Operation Long was launched in 2019, when the Mossos d’Esquadra learned that a Chinese mafia could also be involved in people trafficking. In this case, however, instead of arriving in Spain to be exploited sexually or in supermarkets or massage centers, the victims were being locked up and forced to work in marijuana warehouses in order to pay the mafia back for bringing them into Spain – a sum anywhere between €10,000 and €30,000.
“It is the first time that the operation has aimed to free these people, as well as charging the criminal organization for their crimes,” explains Toni Salleras, the head of the Mossos organized crime unit. During the wiretaps, the investigators heard the mafia discussing their hostages. “They said that some of them had not left the warehouse for more than a year,” recalls Salleras. A statement from one of the two female victims, confirmed this. “When I entered the plantation, no one was wearing a mask outside,” she said. “And now that I have been let out, I see they are.” The victims were released on May 25 when it was still mandatory to wear a face mask outdoors due to the coronavirus pandemic, a law that remained in force for 401 days in Spain.
The victims were surprised by the raid launched by the Catalan police force, who transferred them by bus to NGOs specializing in human trafficking. “They were aware that they were being held, but there was also a culture shock,” explains Salleras. Some believed that sooner or later they would get out of there, once they paid off a debt that was growing, according to the traffickers’ whim. “They were brought food once a week,” says Salleras. “Sometimes, when that was difficult, once every 10 days.” Some of the victims tried to escape, but failed: “There were members of the organization inside the plantation,” Salleras explains.
The Catalan police raided four warehouses – located in Abrera, Centelles, Santa Coloma de Cervelló and Sant Andreu de la Barca in Barcelona province – that were being used to grow marijuana. “They were very well set up, with an industrial production rate,” says Salleras. The victims there were forced to work at every stage of production: growing the marijuana, replanting, drying, the extraction of the buds and finally the shipment of the drug. In each warehouse, there were different rooms with plants at different stages of growth to ensure production went uninterrupted.

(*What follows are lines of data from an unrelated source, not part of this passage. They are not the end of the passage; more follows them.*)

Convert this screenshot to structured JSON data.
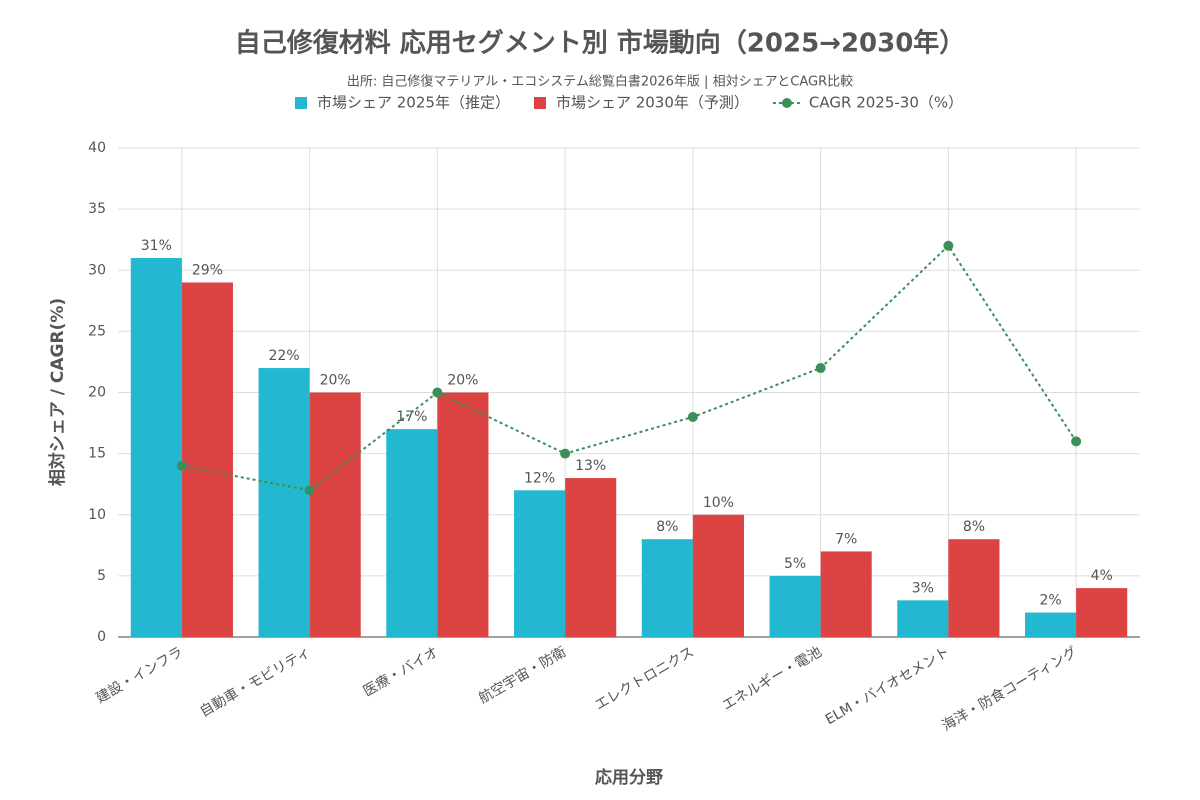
{
  "chart_data": {
    "type": "bar_line",
    "title": "自己修復材料 応用セグメント別 市場動向（2025→2030年）",
    "subtitle": "出所: 自己修復マテリアル・エコシステム総覧白書2026年版 | 相対シェアとCAGR比較",
    "x_label": "応用分野",
    "y_label": "相対シェア / CAGR(%)",
    "categories": [
      "建設・インフラ",
      "自動車・モビリティ",
      "医療・バイオ",
      "航空宇宙・防衛",
      "エレクトロニクス",
      "エネルギー・電池",
      "ELM・バイオセメント",
      "海洋・防食コーティング"
    ],
    "series": [
      {
        "name": "市場シェア 2025年（推定）",
        "type": "bar",
        "color": "#22b8cf",
        "values": [
          31,
          22,
          17,
          12,
          8,
          5,
          3,
          2
        ],
        "value_labels": [
          "31%",
          "22%",
          "17%",
          "12%",
          "8%",
          "5%",
          "3%",
          "2%"
        ]
      },
      {
        "name": "市場シェア 2030年（予測）",
        "type": "bar",
        "color": "#dc4444",
        "values": [
          29,
          20,
          20,
          13,
          10,
          7,
          8,
          4
        ],
        "value_labels": [
          "29%",
          "20%",
          "20%",
          "13%",
          "10%",
          "7%",
          "8%",
          "4%"
        ]
      },
      {
        "name": "CAGR 2025-30（%）",
        "type": "line",
        "color": "#3a8f5a",
        "values": [
          14,
          12,
          20,
          15,
          18,
          22,
          32,
          16
        ]
      }
    ],
    "ylim": [
      0,
      40
    ],
    "yticks": [
      0,
      5,
      10,
      15,
      20,
      25,
      30,
      35,
      40
    ],
    "grid": true
  }
}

Aged between 20 and 30, the victims were targeted on account of their economic vulnerability. To get to Spain, they first entered the European Union on forged visas. The mafia was able to pass them off as representatives of a company participating in events such as a trade fair in Lithuania, for example. Once inside the Schengen Area, they were moved through different countries until they ended up locked up in one of the organization’s four warehouses in Barcelona province. Once there, their passports were taken away.
During the operation, the Catalan police officers arrested eight people who are accused of belonging to a criminal organization involved with human trafficking and drug trafficking, as well as document forgery and electricity fraud. Police believe the leader of the group is the head of Bang de Fujian, a people smuggling gang known as a “snakehead” that operates in the Fujian region of China. This leader had no criminal record and ran other businesses in Barcelona, while the others arrested had records for sexual exploitation and drug trafficking.
The Mossos d’Esquadra estimate that the mafia had earned around €2 million from marijuana, which was sent via parcel delivery services to cities such as Glasgow, in the United Kingdom, and occasionally also to locations in the Netherlands, such as Amsterdam, The Hague and Eindhoven. The police checked the shipment of 50 packages, each containing between 8 and 10 kilos. According to their calculations, the organization had trafficked 450 kilos of marijuana. They also found 5,500 marijuana plants, 60 kilos of buds ready for distribution and €42,600 in cash.
English version by Heather Galloway.